One of the things that I’ve recently re-noticed is that sharing when I’m not doing well is freeing for me. Last week was a rough week. I was in a state of mild panic for two days, and it stopped my mind from working very well. When I shared what was happening with a few, trusted people, I felt the burden of trying to keep a smile on my face while internally imploding reduce significantly. Noticing what was happening and speaking it out loud was empowering and freeing. Yet I was hesitant because I was afraid of rejection and being shamed for not being able to handle stress.

Naming our grief, that which we’ve lost and has been cancelled, postponed or left behind, is part of being a self-aware and authentic leader. We can’t lead authentically from a deep place of integration without being self-aware and paying attention to the thoughts and feelings stirring within us.
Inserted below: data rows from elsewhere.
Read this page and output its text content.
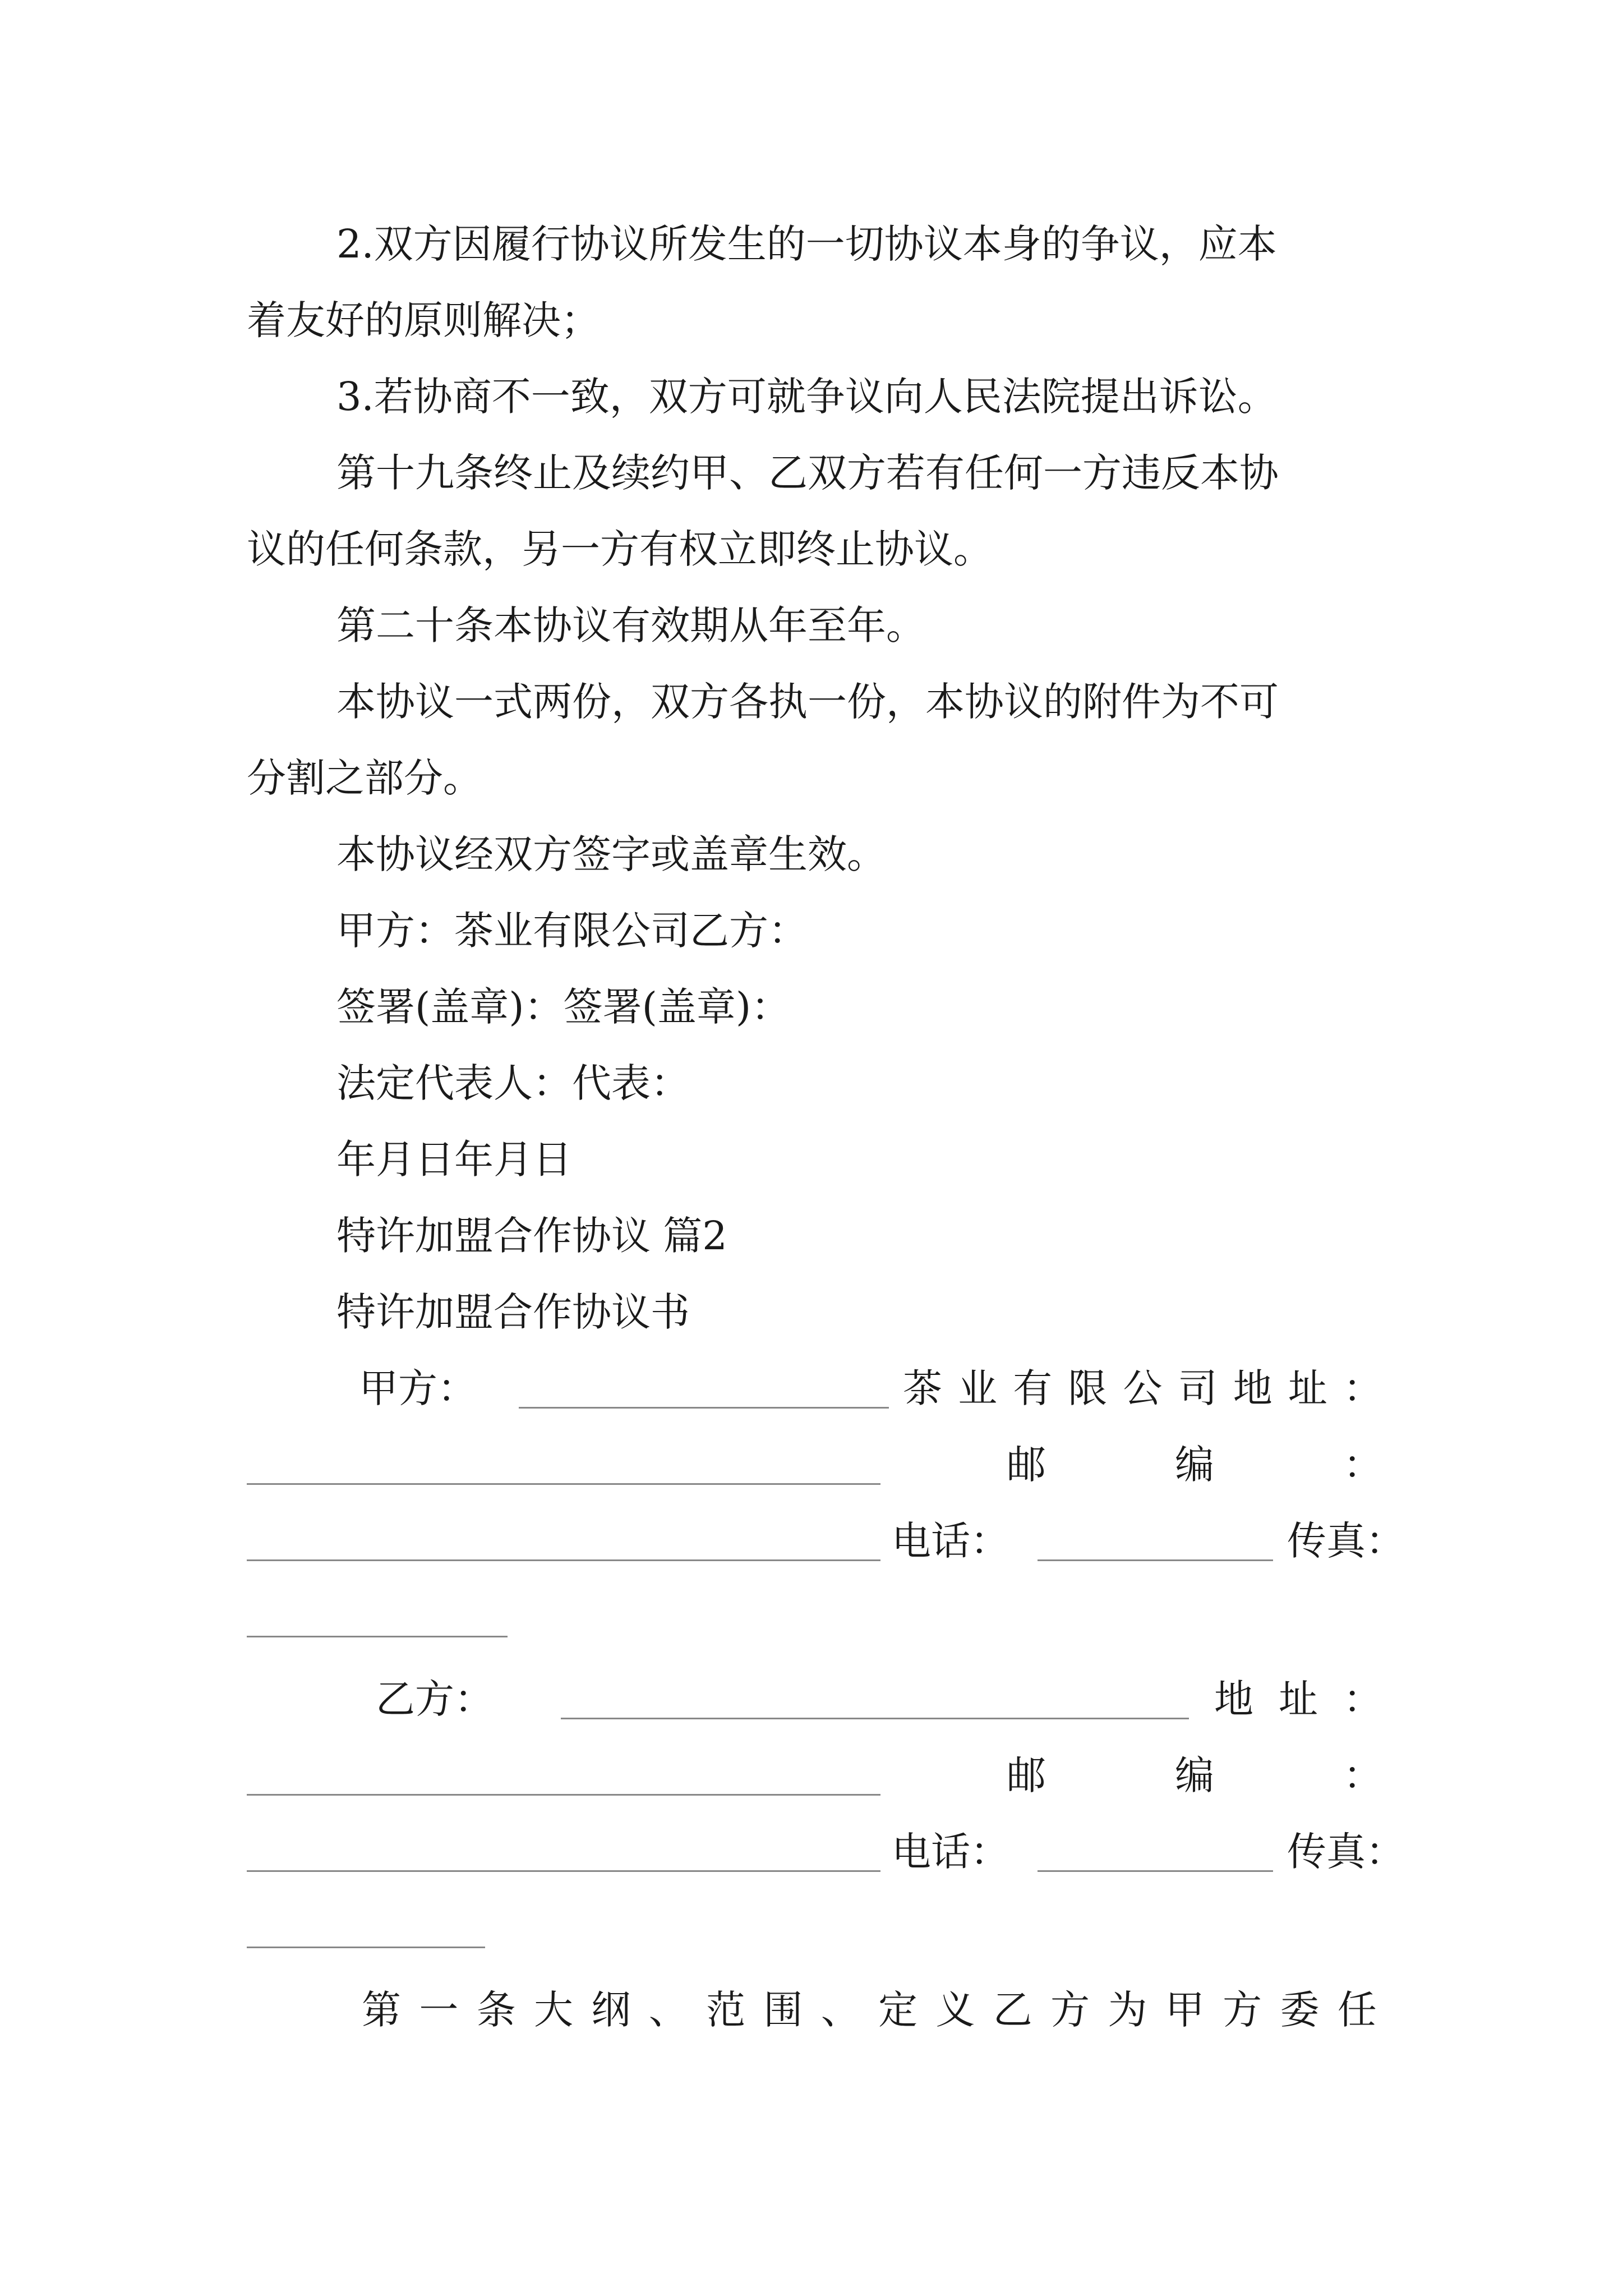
2.双方因履行协议所发生的一切协议本身的争议，应本
着友好的原则解决；
3.若协商不一致，双方可就争议向人民法院提出诉讼。
第十九条终止及续约甲、乙双方若有任何一方违反本协
议的任何条款，另一方有权立即终止协议。
第二十条本协议有效期从年至年。
本协议一式两份，双方各执一份，本协议的附件为不可
分割之部分。
本协议经双方签字或盖章生效。
甲方：茶业有限公司乙方：
签署(盖章)：签署(盖章)：
法定代表人：代表：
年月日年月日
特许加盟合作协议 篇2
特许加盟合作协议书
甲 方 ：	茶 业 有 限 公 司 地 址 ：
邮	编	：
电话：	传真：
乙 方 ：	地 址 ：
邮	编	：
电话：	传真：
第 一 条 大 纲 、 范 围 、 定 义 乙 方 为 甲 方 委 任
This year has been overwhelming for many of us…in good ways, bad ways, and both good and bad. Give yourself permission to release that which is weighing you down.

If it helps to have a visual, choose to light a candle for your grief and one for your gratitude. Draw a picture and hang it on your fridge. Write out your loss and thanks on a piece of paper and set it on fire (in a safe, legal environment, of course!). Regardless of how you acknowledge it, let’s take a pause to express our grief and gratitude.